Re: top stack (l)users for 2.5.69
Jörn Engel (joern@wohnheim.fh-wedel.de)
Wed, 7 May 2003 19:47:16 +0200
On Wed, 7 May 2003 10:38:25 -0700, William Lee Irwin III wrote:
> On Wed, May 07, 2003 at 06:49:01PM +0200, J?rn Engel wrote:
> > It also matters if people writing applications for embedded systems
> > have a fetish for many threads. 1000 threads, each eating 8k memory
> > for pure existance (no actual work done yet), do put some memory
> > pressure on small machines. Yes, it would be possible to educate those
> > people, but changing kernel code is more fun and less work.
>
> If they're embedded and UP they can probably get by on a userspace
> threading library that only creates one kernel thread.
>
> It's highly unlikely anyone will get anywhere "fixing" this in the
> kernel. The closest approximations to mitigating the pinned memory
> overhead with UNIX-style kernel semantics are swappable stacks a la the
> u area and M:N threading, neither of which are popular notions. If
> you're trying the other approach I mentioned in this thread, good luck
> ever getting it done and good luck ever surviving even a single merge.
>
> $ grep -nr schedule . | wc -l
> 3773
Ah, now I see where the misunderstanding comes from. My bad.
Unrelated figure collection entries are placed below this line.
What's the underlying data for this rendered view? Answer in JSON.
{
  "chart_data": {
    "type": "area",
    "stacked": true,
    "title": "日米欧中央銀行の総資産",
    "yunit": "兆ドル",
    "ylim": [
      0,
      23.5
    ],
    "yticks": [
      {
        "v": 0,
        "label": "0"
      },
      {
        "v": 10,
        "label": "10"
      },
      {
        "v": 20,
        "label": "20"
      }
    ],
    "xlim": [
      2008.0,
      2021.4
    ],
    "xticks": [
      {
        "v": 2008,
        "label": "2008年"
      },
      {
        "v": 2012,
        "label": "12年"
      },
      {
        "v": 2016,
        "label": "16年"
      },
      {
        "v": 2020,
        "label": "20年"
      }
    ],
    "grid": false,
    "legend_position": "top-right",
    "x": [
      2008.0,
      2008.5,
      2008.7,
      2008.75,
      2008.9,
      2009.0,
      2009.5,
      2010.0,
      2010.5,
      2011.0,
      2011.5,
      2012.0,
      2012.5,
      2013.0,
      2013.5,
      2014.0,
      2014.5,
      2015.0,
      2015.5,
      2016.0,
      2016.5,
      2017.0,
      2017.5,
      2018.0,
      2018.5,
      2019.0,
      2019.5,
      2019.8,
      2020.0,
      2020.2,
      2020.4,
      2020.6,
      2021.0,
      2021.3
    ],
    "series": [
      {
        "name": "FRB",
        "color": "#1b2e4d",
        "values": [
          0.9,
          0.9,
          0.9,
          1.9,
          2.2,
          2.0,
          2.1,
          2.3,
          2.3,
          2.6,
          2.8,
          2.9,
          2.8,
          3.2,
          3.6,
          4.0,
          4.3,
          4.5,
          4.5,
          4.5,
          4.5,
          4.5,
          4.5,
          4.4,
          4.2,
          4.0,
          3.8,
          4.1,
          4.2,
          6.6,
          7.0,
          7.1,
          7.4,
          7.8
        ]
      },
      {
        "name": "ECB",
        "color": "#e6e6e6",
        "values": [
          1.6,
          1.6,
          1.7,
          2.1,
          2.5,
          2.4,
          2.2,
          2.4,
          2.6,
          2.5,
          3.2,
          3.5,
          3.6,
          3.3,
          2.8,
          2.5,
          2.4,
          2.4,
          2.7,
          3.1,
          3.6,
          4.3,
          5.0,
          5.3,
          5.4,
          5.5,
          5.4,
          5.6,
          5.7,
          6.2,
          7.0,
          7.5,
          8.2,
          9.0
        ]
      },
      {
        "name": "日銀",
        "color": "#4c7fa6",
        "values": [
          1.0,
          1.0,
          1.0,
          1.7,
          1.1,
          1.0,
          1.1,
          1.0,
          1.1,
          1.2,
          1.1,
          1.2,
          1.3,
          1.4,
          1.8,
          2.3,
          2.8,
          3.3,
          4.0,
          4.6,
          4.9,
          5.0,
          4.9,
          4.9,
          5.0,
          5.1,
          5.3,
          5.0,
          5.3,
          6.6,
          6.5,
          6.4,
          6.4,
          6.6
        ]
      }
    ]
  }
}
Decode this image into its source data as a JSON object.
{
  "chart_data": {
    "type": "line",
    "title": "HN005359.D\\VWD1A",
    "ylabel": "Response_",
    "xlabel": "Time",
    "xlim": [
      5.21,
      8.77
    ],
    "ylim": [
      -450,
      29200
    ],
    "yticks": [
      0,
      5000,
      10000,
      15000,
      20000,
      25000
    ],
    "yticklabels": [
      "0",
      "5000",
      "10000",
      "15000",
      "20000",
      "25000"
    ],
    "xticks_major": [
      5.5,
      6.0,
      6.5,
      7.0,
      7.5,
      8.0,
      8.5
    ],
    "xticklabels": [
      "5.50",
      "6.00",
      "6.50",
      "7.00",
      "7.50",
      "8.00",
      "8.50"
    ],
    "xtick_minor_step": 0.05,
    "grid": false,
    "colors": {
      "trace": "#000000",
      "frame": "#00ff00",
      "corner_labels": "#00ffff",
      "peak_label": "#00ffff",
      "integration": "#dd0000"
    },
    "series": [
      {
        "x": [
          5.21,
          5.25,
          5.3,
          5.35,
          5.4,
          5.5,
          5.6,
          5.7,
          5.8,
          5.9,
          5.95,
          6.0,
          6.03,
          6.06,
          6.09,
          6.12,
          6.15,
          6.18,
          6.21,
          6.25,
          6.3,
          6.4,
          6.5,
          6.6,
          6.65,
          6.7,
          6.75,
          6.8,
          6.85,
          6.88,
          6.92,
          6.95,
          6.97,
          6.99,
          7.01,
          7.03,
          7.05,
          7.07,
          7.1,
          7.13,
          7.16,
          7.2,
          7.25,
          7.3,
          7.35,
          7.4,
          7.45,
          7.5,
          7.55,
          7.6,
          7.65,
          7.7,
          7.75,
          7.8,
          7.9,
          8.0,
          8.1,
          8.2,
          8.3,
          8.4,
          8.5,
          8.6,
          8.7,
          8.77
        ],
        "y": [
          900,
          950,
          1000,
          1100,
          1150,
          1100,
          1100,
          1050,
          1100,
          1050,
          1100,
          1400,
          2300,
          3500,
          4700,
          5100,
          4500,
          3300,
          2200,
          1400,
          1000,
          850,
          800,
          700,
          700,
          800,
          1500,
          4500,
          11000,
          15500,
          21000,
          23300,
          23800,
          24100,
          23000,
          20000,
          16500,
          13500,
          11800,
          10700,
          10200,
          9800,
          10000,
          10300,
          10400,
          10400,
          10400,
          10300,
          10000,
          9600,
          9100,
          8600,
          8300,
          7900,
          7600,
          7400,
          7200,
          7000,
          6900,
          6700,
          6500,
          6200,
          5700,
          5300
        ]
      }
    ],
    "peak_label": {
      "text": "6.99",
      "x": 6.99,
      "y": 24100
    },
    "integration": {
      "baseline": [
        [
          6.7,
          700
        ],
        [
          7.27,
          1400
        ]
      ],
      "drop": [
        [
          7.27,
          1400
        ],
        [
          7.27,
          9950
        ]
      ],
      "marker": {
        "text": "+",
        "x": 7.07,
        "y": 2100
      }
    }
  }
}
I would merely like to save NO_THREADS * 4k, not the full 8k. People
here are migrating from Readtime OS's to Linux, partially and I
wouldn't think about introducing hard priorities into the scheduler
either. "This is plain impossible." is a very good argument for
education. "This only works under certain conditions." is where people
always demand more, sometimes rightfully, sometimes not.
Jörn
--
Measure. Don't tune for speed until you've measured, and even then
don't unless one part of the code overwhelms the rest.